Dueling widows at the inquest in Die Bräutigamswitwe
Annoying in-laws in Die Bräutigamswitwe

All four musical numbers, written by Hans May with lyrics by Jean Gilbert, feature Eggerth’s operatic voice, in particular in Eggerth and Kohlmann’s dueling duet, “The Groom’s Widow,” where each claims to be the true heir. The film seemingly begins in a classroom, where the students sing “ABC, Love doesn’t hurt,” the number morphing into a cabaret stage when the students tear off their frocks to dance; a final chorus /curtain call reprises the opening Schlager, “My Heart is a Salon for Beautiful Women.” The film’s broad comedy involves not only a war between the romantic leads, but also the intrusion of Fay’s uncouth, petit bourgeois parents, who immediately move into George’s mansion, featuring a stiff and anal-retentive butler, and a police detective who solves crimes through séances, a parody of Dr. Mabuse. Mashed into the discontinuous action are other genres: George and Bill believe they are seeing ghosts, a parody of ghost/horror films; when George’s valuables are stolen from his safe because Fay gets distracted, Fay is falsely accused, the plot briefly turns into a Hitchcokian crime drama; not surprising, given that scriptwriter Walter Mycroft, wrote Hitchcock’s Murder (1930), and co-scriptwriter Frederick J. Jackson started his career at Lubin in 1915.

Richard Eichberg

One of Eggerth’s favorite composers, Hans May, wrote songs for five Eggerth films before he and lyricist Jean Gilbert were forced into exile in 1933; cameraman Heinrich Gärtner and scriptwriter Károly Nóti also fled the Nazis. Despite the Propaganda Ministry’s ideological prohibitions against “Jewish” film operettas, Marta Eggert continued starring in no less than twelve musicals (not counting seven English, Italian, and French versions); surprisingly, but typical for crass Nazi opportunism, many of the films were financed by Jewish producers from Austria. They were distributed throughout the Reich, in the rest of Europe, and in South America.  The actress’s blonde curls, her Hungarian star image, and the fact that the Reich needed the hard currency certainly impacted Goebbels’ decision to approve Eggerth’s films. Hungarian actresses, like Eggerth (and before 1933 Gitta Alpar), but also so-called “Aryans,” like Marika Rökk, Hilde von Stolz, and Käthe von Nagy, gave Nazi cinema an international flair, thus normalcy, when out in the street life was anything but normal for Jews and non-white people.  
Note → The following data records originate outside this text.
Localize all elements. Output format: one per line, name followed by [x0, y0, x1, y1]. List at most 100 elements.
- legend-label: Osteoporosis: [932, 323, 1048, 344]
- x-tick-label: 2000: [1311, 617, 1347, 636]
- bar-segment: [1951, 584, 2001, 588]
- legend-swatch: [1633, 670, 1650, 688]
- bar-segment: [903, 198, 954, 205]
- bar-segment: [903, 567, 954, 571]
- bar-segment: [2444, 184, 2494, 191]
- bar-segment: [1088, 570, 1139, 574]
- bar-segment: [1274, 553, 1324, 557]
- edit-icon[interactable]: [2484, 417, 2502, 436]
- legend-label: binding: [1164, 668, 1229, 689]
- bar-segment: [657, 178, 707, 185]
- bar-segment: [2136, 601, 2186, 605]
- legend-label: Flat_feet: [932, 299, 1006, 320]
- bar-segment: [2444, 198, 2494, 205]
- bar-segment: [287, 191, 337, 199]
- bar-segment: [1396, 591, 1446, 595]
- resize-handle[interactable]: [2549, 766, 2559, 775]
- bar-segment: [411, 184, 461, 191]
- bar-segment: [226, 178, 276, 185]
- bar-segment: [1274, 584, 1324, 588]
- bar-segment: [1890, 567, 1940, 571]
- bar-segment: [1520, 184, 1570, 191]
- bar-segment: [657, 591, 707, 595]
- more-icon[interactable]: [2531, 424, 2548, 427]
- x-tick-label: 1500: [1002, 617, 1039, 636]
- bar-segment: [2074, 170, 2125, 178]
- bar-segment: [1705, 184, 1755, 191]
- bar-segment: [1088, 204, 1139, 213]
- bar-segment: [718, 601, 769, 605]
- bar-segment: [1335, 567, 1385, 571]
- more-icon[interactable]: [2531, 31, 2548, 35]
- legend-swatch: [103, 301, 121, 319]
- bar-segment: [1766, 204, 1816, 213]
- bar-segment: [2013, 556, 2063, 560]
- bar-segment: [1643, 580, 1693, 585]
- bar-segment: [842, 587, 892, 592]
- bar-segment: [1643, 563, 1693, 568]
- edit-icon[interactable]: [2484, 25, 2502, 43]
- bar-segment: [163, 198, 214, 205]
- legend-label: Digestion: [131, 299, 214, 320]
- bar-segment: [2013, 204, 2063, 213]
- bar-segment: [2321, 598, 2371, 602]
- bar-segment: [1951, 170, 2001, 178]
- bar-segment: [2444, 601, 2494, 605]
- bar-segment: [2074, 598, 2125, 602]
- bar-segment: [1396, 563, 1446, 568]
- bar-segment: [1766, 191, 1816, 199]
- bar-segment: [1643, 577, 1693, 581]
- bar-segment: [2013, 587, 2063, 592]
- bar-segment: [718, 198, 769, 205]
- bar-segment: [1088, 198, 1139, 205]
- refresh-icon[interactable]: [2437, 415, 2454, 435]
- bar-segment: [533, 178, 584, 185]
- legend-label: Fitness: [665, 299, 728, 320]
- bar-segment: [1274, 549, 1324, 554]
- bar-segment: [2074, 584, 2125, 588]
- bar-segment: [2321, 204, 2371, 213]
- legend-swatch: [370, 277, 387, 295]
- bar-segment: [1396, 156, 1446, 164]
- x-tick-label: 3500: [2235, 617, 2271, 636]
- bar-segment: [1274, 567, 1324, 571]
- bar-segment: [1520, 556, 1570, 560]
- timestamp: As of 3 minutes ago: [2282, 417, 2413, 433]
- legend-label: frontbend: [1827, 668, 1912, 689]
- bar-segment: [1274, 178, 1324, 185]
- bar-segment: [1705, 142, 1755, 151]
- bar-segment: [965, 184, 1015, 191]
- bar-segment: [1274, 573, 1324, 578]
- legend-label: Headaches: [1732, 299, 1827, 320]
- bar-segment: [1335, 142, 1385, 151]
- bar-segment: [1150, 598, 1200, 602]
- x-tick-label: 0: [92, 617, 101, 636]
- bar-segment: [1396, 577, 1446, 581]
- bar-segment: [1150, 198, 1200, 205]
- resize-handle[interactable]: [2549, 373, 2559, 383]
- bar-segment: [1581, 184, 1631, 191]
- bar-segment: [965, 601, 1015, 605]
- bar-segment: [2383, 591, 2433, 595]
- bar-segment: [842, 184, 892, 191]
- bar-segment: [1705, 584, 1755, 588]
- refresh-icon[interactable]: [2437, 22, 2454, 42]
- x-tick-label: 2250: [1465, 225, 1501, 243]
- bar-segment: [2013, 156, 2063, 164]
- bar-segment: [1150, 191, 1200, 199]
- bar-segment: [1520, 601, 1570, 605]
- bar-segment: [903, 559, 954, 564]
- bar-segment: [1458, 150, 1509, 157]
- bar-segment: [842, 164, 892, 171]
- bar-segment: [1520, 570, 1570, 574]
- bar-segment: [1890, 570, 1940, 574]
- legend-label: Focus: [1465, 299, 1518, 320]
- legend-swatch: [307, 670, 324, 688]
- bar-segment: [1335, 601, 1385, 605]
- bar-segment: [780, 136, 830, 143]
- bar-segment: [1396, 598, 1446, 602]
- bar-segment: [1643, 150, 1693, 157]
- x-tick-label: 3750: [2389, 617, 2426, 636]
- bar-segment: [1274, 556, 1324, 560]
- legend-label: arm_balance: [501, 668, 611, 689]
Operetta composer Franz Lehar’s work was also banned by Goebbels, however, the composer received special dispensation to write Eggerth’s Der Zarewitsch (1933, Viktor Jansen), The Whole World Revolves Around Love (1935, Viktor Tourjansky) and  Where the Lark Sings (1936, Karel Lamac). Martha Eggerths subsequent films in the Third Reich (until she left in 1938) mixed musicals with other genres, including Douglas Sirk’s The Court Concert (1936. 

Kiepura and Eggerth on Paris train to Cherbourg in 1937

It was on the set of My Heart is Calling You (1934, Carmine Gallone) that Eggerth met and fell in love with the Polish operatic tenor, Jan Kiepura. They married in 1936. When he received a contract to the New York Met, Eggerth moved to New York, where she continued her stage career. During the war she appeared in only two films, both Judy Garland musicals, which she personally hated, no longer the star. After the war, she and Kiepura starred in three European filmed operettas, including The Land of Smiles (1952), but maintained their New York residence until Marta died at 101 years in 2013.